# Preamplificador valvula estereo



## hernandezc (May 5, 2009)

Gente linda, les paso algo que encontré hoy dando vueltas por la web, es bastante interesante, es un preamplificador valvular:



























Detalle de la fuente de alimentacion regulada  (300v y 12,6 v):












Todos juntos en su casita!:








Para el que quiera investigar más de esta belleza, les dejo el link de la página donde hay bastante información de THD, Respuesta de frecuencias , etc...

http://www.shine7.com/audio/12ax7_pre.htm


----------



## leitmo (May 7, 2009)

muy interesante, alguien se anima?


----------



## danielfer23 (May 8, 2009)

Este pre sirve para un amplificador común?


----------



## electromecanico (May 30, 2010)

alguien encontro la fuente ??? miren el otro circuito que propone el diseñador con 12au7 me parece que vamos con ese


----------



## EzequielC (Jun 18, 2010)

Hola, es la primera vez que entro a este foro y me parecio muy interesante. 
Justamente estoy por comenzar a armar este pre (como un proyecto para la facultad) y me estoy asesorando por distintas dudas que tengo.
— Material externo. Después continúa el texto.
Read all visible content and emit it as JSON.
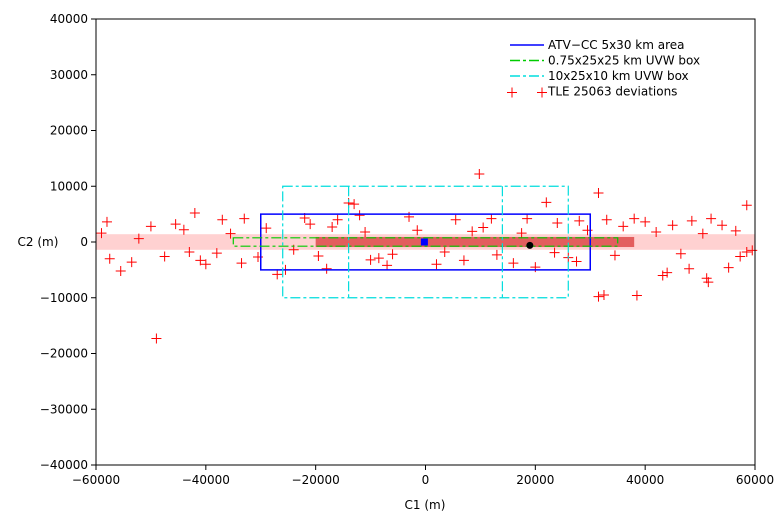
{
  "chart_data": {
    "type": "scatter",
    "title": "",
    "xlabel": "C1 (m)",
    "ylabel": "C2 (m)",
    "xlim": [
      -60000,
      60000
    ],
    "ylim": [
      -40000,
      40000
    ],
    "xticks": [
      "−60000",
      "−40000",
      "−20000",
      "0",
      "20000",
      "40000",
      "60000"
    ],
    "yticks": [
      "40000",
      "30000",
      "20000",
      "10000",
      "0",
      "−10000",
      "−20000",
      "−30000",
      "−40000"
    ],
    "grid": false,
    "legend_position": "top-right",
    "series": [
      {
        "name": "ATV−CC 5x30 km area",
        "kind": "rectangle",
        "line": "solid",
        "color": "#0000ff",
        "x": [
          -30000,
          30000
        ],
        "y": [
          -5000,
          5000
        ]
      },
      {
        "name": "0.75x25x25 km UVW box",
        "kind": "rectangle",
        "line": "dashdot",
        "color": "#00cc00",
        "x": [
          -35000,
          35000
        ],
        "y": [
          -750,
          750
        ]
      },
      {
        "name": "10x25x10 km UVW box",
        "kind": "rectangle",
        "line": "dashdot",
        "color": "#00dddd",
        "x": [
          -26000,
          26000
        ],
        "y": [
          -10000,
          10000
        ],
        "inner_x": [
          -14000,
          14000
        ]
      },
      {
        "name": "TLE 25063 deviations",
        "kind": "scatter",
        "marker": "+",
        "color": "#ff0000",
        "points": [
          [
            -49000,
            -17300
          ],
          [
            9800,
            12200
          ],
          [
            31500,
            8800
          ],
          [
            58500,
            6600
          ],
          [
            -42000,
            5200
          ],
          [
            -12000,
            4800
          ],
          [
            -14000,
            7000
          ],
          [
            -13000,
            6800
          ],
          [
            22000,
            7100
          ],
          [
            32500,
            -9500
          ],
          [
            31500,
            -9800
          ],
          [
            38500,
            -9600
          ],
          [
            51500,
            -7200
          ],
          [
            51200,
            -6500
          ],
          [
            44000,
            -5500
          ],
          [
            43200,
            -6000
          ],
          [
            48000,
            -4800
          ],
          [
            55200,
            -4600
          ],
          [
            57300,
            -2600
          ],
          [
            59500,
            -1500
          ],
          [
            -55500,
            -5200
          ],
          [
            -53500,
            -3600
          ],
          [
            -52200,
            600
          ],
          [
            -57500,
            -3000
          ],
          [
            -45500,
            3200
          ],
          [
            -40000,
            -4000
          ],
          [
            -38000,
            -2000
          ],
          [
            -37000,
            4000
          ],
          [
            -33000,
            4200
          ],
          [
            -33500,
            -3800
          ],
          [
            -27000,
            -5800
          ],
          [
            -25500,
            -5000
          ],
          [
            -22000,
            4300
          ],
          [
            -21000,
            3200
          ],
          [
            -18000,
            -4800
          ],
          [
            -16000,
            4000
          ],
          [
            -10000,
            -3200
          ],
          [
            -7000,
            -4200
          ],
          [
            -3000,
            4500
          ],
          [
            2000,
            -4000
          ],
          [
            5500,
            4000
          ],
          [
            7000,
            -3300
          ],
          [
            12000,
            4200
          ],
          [
            16000,
            -3800
          ],
          [
            18500,
            4200
          ],
          [
            20000,
            -4500
          ],
          [
            24000,
            3400
          ],
          [
            27500,
            -3500
          ],
          [
            28000,
            3800
          ],
          [
            33000,
            4000
          ],
          [
            36000,
            2800
          ],
          [
            38000,
            4200
          ],
          [
            40000,
            3600
          ],
          [
            45000,
            3000
          ],
          [
            48500,
            3800
          ],
          [
            52000,
            4200
          ],
          [
            54000,
            3000
          ],
          [
            56500,
            2000
          ],
          [
            -58000,
            3600
          ],
          [
            -59000,
            1600
          ],
          [
            -50000,
            2800
          ],
          [
            -47500,
            -2600
          ],
          [
            -44000,
            2200
          ],
          [
            -43000,
            -1800
          ],
          [
            -35500,
            1500
          ],
          [
            -29000,
            2500
          ],
          [
            -24000,
            -1400
          ],
          [
            -19500,
            -2500
          ],
          [
            -11000,
            1800
          ],
          [
            -6000,
            -2200
          ],
          [
            -1500,
            2100
          ],
          [
            3500,
            -1800
          ],
          [
            8500,
            1900
          ],
          [
            13000,
            -2300
          ],
          [
            17500,
            1600
          ],
          [
            23500,
            -1900
          ],
          [
            29500,
            2100
          ],
          [
            34500,
            -2400
          ],
          [
            42000,
            1800
          ],
          [
            46500,
            -2100
          ],
          [
            50500,
            1500
          ],
          [
            58500,
            -1800
          ],
          [
            -41000,
            -3300
          ],
          [
            -30500,
            -2700
          ],
          [
            -17000,
            2700
          ],
          [
            -8500,
            -2900
          ],
          [
            10500,
            2600
          ],
          [
            26000,
            -2800
          ]
        ]
      }
    ],
    "markers": [
      {
        "x": -200,
        "y": 0,
        "color": "#0000ff",
        "shape": "square"
      },
      {
        "x": 19000,
        "y": -600,
        "color": "#000000",
        "shape": "circle"
      }
    ]
  }
}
En principio, yo necesito un pre de microfono. Un profesor me dijo que este no lo es, alguien sabe como adaptarlo para microfono? La idea es que sea utilizable tanto para microfono como para linea ya que se va a utilizar en un estudio de grabacion.

Gracias


----------



## crimson (Jun 19, 2010)

Hola EzequielC, el problema para adaptarlo es que vas a necesitar dos transformadores, para adaptar la baja impedancia del micrófono a la alta de las válvulas, de paso la entrada del micrófono la hacés balanceada, para evitar ruidos. La salida de la válvula es media impedancia, lo que necesitás el segundo transformador para adaptar a baja impedancia de salida (típica 200 ohms). Los transformadores son caros y hay que traerlos del exterior, pueden ser Jensen, Lundahl, Sowter o similares, nada baratos. Te dejo un link para que veas un pre bueno:
http://www.gyraf.dk/gy_pd/g9/g9_sch.gif
Y para ver lo que es una entrada balanceada este artículo:
http://www.webelectronica.com.ar/news23/nota06.htm
Saludos C


----------



## EzequielC (Jun 22, 2010)

Gracias por la rapida respuesta.

Estoy analizando otras posibilidades sobre el mismo circuito, quizaz tambien como para tratar de evitar el tema de los transformadores.
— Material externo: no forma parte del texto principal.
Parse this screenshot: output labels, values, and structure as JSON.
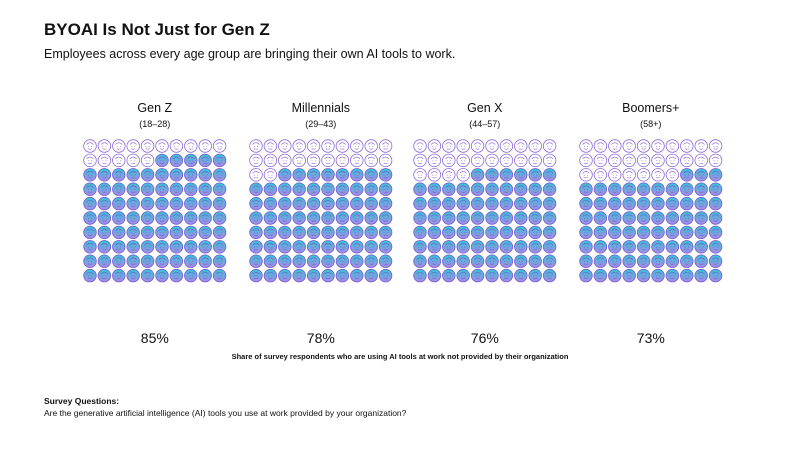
{
  "header": {
    "title": "BYOAI Is Not Just for Gen Z",
    "subtitle": "Employees across every age group are bringing their own AI tools to work."
  },
  "chart_data": {
    "type": "pictogram",
    "unit": "one face icon = 1% of respondents (10 x 10 grid)",
    "series": [
      {
        "name": "Gen Z",
        "sublabel": "(18–28)",
        "value": 85,
        "value_label": "85%"
      },
      {
        "name": "Millennials",
        "sublabel": "(29–43)",
        "value": 78,
        "value_label": "78%"
      },
      {
        "name": "Gen X",
        "sublabel": "(44–57)",
        "value": 76,
        "value_label": "76%"
      },
      {
        "name": "Boomers+",
        "sublabel": "(58+)",
        "value": 73,
        "value_label": "73%"
      }
    ],
    "caption": "Share of survey respondents who are using AI tools at work not provided by their organization",
    "colors": {
      "empty_fill": "#ffffff",
      "empty_stroke": "#8e6ad8",
      "filled_top": "#2fc4d2",
      "filled_bottom": "#a98ce8",
      "filled_stroke": "#7b5bd0"
    }
  },
  "footer": {
    "survey_label": "Survey Questions:",
    "survey_question": "Are the generative artificial intelligence (AI) tools you use at work provided by your organization?"
  }
}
Me pasaron este circuito adaptoador de impedancia
http://www.electrowork.com.ar/ElectroTiger/Adaptador de impedancia.htm 

Tambien , en la misma pagina del pre, me pasaron este link
http://www.shine7.com/audio/bpre.htm
(en el primer esquema de circuito que aparece)

en este caso me hablaron de un diferencial, en el que R1 deberia ser de 2 Mohm y no utilizaria el buffer de salida (que no me quedo muy claro cual seria)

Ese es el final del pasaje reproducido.